This is not a eulogy for Herm Stuempfle. There's been enough of that since he died on March 13, and I'm not at all sure I knew him well enough to eulogize him in any event. But Dr. Stuempfle was the first seminary president I knew. I met him, predictably enough, when I enrolled at the Lutheran Theological Seminary at Gettysburg in the early 1980s, when he was in the middle of his presidential tenure.

His was a benignly paternal presence for students, most of whom (myself emphatically included) had not a clue about the scope of his job description. But he was accessible, and if a visit to his office yielded no concrete results, at least one felt that one had been heard. He was always teacher as well as administrator, which was a vital part of the persona.
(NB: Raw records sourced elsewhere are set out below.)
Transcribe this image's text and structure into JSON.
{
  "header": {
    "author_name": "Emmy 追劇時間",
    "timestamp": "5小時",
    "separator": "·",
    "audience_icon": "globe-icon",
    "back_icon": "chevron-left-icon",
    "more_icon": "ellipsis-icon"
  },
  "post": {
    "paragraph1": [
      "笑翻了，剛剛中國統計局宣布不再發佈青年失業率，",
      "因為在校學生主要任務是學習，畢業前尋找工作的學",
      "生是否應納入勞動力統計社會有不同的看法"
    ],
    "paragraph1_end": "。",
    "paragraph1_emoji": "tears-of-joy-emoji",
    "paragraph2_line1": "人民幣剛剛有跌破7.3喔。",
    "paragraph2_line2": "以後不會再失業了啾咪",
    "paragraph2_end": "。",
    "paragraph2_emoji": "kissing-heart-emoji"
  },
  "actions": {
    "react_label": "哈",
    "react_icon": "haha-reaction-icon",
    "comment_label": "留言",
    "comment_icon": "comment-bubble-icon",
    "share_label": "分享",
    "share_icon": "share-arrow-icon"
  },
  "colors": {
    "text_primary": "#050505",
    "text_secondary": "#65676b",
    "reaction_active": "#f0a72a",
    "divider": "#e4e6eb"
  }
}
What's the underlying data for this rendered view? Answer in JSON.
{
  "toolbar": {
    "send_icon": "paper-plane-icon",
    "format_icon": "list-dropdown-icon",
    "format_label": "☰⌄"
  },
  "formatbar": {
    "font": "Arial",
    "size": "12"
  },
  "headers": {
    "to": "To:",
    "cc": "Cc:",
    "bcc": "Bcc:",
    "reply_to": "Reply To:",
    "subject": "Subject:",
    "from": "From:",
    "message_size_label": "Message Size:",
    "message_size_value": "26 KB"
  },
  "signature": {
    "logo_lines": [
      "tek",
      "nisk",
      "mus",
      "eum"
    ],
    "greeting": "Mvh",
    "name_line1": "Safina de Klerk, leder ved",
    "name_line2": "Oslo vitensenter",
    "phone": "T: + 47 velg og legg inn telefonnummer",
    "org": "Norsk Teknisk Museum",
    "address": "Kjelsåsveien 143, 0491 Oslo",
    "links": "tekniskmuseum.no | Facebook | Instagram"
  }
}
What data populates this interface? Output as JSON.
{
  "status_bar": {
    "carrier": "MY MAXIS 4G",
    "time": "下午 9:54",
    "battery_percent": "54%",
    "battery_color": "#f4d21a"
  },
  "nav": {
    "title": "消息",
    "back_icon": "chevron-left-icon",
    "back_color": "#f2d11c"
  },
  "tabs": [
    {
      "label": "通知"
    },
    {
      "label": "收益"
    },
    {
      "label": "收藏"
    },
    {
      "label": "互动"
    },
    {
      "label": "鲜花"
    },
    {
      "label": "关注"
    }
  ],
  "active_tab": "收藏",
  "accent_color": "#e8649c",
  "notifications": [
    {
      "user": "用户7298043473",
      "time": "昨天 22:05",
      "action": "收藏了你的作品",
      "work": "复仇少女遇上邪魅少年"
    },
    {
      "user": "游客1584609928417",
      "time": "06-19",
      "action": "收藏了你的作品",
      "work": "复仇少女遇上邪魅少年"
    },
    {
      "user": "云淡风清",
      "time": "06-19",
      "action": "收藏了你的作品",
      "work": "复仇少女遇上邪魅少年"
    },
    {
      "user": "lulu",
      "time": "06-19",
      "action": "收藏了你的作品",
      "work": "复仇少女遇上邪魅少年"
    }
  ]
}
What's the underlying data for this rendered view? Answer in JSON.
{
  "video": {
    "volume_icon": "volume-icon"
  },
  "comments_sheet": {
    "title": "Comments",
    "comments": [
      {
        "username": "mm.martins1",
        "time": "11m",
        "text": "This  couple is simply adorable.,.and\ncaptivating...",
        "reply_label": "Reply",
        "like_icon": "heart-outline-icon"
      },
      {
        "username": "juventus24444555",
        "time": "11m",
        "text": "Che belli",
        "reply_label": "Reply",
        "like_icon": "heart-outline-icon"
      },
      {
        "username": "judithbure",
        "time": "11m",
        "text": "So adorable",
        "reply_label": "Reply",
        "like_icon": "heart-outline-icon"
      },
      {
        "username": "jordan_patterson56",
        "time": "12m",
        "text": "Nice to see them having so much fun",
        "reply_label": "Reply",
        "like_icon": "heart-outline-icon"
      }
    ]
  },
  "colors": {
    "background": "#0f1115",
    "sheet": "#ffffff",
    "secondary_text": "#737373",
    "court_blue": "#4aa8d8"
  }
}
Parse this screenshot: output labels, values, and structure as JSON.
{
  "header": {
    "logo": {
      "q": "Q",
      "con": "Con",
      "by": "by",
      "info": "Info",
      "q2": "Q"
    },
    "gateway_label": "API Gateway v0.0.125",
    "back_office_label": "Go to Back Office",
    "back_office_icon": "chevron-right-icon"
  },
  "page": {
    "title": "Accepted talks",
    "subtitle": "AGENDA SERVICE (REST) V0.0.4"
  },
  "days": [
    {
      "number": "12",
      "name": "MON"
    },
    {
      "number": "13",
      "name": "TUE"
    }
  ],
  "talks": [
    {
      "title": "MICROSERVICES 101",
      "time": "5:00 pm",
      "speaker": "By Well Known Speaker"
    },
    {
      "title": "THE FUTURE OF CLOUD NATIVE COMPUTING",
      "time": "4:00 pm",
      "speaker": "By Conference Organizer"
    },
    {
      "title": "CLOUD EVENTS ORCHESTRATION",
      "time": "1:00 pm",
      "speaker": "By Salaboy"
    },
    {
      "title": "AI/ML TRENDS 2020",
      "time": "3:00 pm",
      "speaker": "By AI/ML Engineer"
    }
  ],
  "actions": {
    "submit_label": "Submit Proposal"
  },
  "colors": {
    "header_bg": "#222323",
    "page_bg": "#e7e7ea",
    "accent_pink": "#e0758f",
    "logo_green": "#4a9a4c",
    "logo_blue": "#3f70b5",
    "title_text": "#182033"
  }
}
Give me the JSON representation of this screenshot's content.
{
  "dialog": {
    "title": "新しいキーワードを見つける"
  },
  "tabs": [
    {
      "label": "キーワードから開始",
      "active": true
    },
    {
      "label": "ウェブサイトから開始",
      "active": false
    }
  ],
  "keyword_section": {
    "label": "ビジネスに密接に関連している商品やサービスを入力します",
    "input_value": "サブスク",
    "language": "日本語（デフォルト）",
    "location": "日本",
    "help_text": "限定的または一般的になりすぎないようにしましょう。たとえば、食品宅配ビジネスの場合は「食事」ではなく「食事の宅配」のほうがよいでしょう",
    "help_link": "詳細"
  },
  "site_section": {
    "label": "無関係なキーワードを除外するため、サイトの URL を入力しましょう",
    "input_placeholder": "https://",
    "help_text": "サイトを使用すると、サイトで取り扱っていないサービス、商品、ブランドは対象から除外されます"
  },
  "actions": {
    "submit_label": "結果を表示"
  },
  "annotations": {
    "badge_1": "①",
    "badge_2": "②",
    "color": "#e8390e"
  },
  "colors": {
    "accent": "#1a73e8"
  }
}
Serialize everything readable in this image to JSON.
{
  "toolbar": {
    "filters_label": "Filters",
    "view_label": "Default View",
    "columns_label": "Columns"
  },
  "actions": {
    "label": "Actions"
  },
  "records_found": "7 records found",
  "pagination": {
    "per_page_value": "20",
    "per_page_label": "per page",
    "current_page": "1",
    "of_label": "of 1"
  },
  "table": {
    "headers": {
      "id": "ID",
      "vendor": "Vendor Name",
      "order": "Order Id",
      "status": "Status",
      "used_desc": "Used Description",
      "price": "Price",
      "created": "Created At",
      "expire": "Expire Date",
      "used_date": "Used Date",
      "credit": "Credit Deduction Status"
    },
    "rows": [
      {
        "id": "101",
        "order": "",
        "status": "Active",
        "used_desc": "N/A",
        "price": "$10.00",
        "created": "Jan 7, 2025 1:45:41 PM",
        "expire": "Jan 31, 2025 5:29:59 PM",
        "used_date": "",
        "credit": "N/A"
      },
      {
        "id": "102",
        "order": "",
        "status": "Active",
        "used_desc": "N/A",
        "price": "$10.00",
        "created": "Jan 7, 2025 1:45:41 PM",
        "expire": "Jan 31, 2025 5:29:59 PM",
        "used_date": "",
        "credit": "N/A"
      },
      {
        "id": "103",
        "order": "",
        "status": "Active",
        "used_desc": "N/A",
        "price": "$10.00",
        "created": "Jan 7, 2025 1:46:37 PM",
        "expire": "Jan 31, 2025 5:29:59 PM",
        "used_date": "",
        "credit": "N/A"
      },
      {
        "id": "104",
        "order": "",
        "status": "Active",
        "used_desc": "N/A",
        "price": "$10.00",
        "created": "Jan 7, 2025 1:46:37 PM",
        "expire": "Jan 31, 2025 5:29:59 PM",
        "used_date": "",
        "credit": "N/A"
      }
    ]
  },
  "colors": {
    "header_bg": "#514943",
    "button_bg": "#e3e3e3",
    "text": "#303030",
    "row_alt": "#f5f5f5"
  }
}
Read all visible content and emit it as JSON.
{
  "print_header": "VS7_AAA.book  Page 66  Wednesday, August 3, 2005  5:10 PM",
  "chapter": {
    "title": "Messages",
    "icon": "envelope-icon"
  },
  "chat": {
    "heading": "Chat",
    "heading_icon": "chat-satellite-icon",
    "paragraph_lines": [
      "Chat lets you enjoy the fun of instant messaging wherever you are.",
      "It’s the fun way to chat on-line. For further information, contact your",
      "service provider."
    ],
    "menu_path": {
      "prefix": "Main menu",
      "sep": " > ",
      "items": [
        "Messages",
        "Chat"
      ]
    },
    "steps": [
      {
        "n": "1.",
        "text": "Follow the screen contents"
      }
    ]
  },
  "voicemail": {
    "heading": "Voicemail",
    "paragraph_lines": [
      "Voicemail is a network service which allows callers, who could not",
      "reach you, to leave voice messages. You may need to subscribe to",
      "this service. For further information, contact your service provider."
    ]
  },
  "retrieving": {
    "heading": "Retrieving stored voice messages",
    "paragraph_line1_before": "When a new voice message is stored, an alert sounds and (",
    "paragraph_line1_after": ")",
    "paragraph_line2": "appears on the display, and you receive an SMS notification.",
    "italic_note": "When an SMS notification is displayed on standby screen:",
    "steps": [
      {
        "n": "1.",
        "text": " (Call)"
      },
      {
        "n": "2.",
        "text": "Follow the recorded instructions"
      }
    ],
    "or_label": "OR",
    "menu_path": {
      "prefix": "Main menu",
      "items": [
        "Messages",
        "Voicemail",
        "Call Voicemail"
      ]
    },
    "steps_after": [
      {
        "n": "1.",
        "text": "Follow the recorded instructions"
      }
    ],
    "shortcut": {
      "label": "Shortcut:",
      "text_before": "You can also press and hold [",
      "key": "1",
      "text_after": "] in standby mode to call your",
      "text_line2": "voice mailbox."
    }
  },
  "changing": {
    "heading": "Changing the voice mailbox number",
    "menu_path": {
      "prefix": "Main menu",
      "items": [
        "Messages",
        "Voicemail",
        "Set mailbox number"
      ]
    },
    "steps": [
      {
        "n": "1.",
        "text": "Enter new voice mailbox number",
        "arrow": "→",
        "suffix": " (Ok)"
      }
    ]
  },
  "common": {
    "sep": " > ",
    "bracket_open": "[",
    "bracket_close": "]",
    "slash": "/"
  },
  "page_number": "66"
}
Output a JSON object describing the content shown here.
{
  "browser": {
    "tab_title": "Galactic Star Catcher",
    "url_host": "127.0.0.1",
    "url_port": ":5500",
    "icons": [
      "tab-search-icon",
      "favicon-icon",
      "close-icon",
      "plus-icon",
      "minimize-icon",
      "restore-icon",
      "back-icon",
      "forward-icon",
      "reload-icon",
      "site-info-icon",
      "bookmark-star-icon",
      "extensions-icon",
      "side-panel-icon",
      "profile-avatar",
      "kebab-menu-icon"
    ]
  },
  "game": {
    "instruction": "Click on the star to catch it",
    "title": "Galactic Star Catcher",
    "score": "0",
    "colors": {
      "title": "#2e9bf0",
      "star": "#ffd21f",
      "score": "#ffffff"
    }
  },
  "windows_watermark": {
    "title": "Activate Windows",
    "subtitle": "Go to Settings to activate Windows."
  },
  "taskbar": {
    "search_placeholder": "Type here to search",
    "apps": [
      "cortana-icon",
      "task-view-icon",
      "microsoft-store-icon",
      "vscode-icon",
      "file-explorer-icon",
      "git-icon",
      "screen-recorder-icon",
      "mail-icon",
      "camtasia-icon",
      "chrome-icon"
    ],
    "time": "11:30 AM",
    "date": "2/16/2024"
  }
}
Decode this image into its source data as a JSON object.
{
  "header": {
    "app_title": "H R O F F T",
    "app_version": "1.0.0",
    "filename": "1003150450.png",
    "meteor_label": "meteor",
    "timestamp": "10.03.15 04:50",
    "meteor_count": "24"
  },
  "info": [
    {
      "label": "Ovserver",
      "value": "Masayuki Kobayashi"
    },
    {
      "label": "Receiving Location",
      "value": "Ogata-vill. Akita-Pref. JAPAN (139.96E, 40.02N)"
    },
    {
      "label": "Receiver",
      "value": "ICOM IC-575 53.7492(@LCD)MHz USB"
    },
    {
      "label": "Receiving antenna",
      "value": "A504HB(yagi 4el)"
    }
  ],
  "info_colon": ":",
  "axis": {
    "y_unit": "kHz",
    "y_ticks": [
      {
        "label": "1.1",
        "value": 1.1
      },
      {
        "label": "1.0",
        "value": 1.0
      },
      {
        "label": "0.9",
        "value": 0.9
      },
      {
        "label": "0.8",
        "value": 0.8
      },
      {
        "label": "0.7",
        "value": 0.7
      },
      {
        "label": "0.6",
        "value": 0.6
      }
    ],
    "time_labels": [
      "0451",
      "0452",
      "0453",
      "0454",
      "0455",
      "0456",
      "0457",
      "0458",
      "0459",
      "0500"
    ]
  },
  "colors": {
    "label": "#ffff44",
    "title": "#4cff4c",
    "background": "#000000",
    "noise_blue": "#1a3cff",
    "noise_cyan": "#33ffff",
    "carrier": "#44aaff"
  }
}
Churchman though he was, there was an air of innocence around him. Some students hired a belly dancer to entertain on his birthday. The dance was tasteful, high good humor notwithstanding. Stuempfle was gracious (he offered the dancer a chair in Near Eastern studies) but a bit discomfited. The payoff came a few months later at graduation. I introduced Dr. Stuempfle to my sister -- the dancer -- since he clearly wasn't making a connection. He blinked once or twice and said, "Of -- of course. I didn't recognize you dressed."

I've met more than my share of seminary presidents since then, and an assorted lot they are. Urbane and aggressively folksy; intellectual and pastoral; mean-spirited, fraudulent, pious, pragmatic -- each of those is a first reaction as I look over a list of leaders I've interviewed. It works best when there is some congruence between the president's personality and that of the school, but sometimes that slips into caricature, and not for the best. I recall interviewing the new and promising leader of an old and prestigious school, and leaving with the sense that I'd understood only a fraction of what he'd said. Right guy for that place, I thought. Six months later he was gone. I suspect that nobody else understood him either, and not by reason of intellectual inadequacy.

Maybe most of these leaders in theological education are heroic. They tell bloodcurdling tales of financial crises, challenging constituents, seemingly insurmountable circumstances. Sometimes they even tell these stories on the record. But presidents stand as centers of hope, as touchstones of possibility, and they do it by personifying the school.

I remember one president who surprised me twice within minutes of our meeting: He asked me for money (not much, but he was determined to give everyone the opportunity to make a small -- and I do mean small -- gift). And he prayed for me before our interview began. He's the only president ever to have done either. As I thought about it, it was exactly the right tone for his school, which, like so many, was full of goodwill, full of faith, but in financial freefall. He turned out not to be messiah for the institution, which was a good thing (one of his predecessors had styled himself so and had made a quite spectacular mess), but he did help open some new possibilities that kept the school open and fulfilling at least some part of its mission.And his willingness to offer what he had (prayer) and ask for what he didn't (money) was a part of how he provided the public face of his school. Not bad.

One of my classmates, who later became his bishop, did eulogize Herman Stuempfle. Among other things, she characterized him as a "gracious, gentle man whose life we celebrate."

Perhaps we should pray that God might give us the kind of schools that can be led and represented by gracious, gentle people.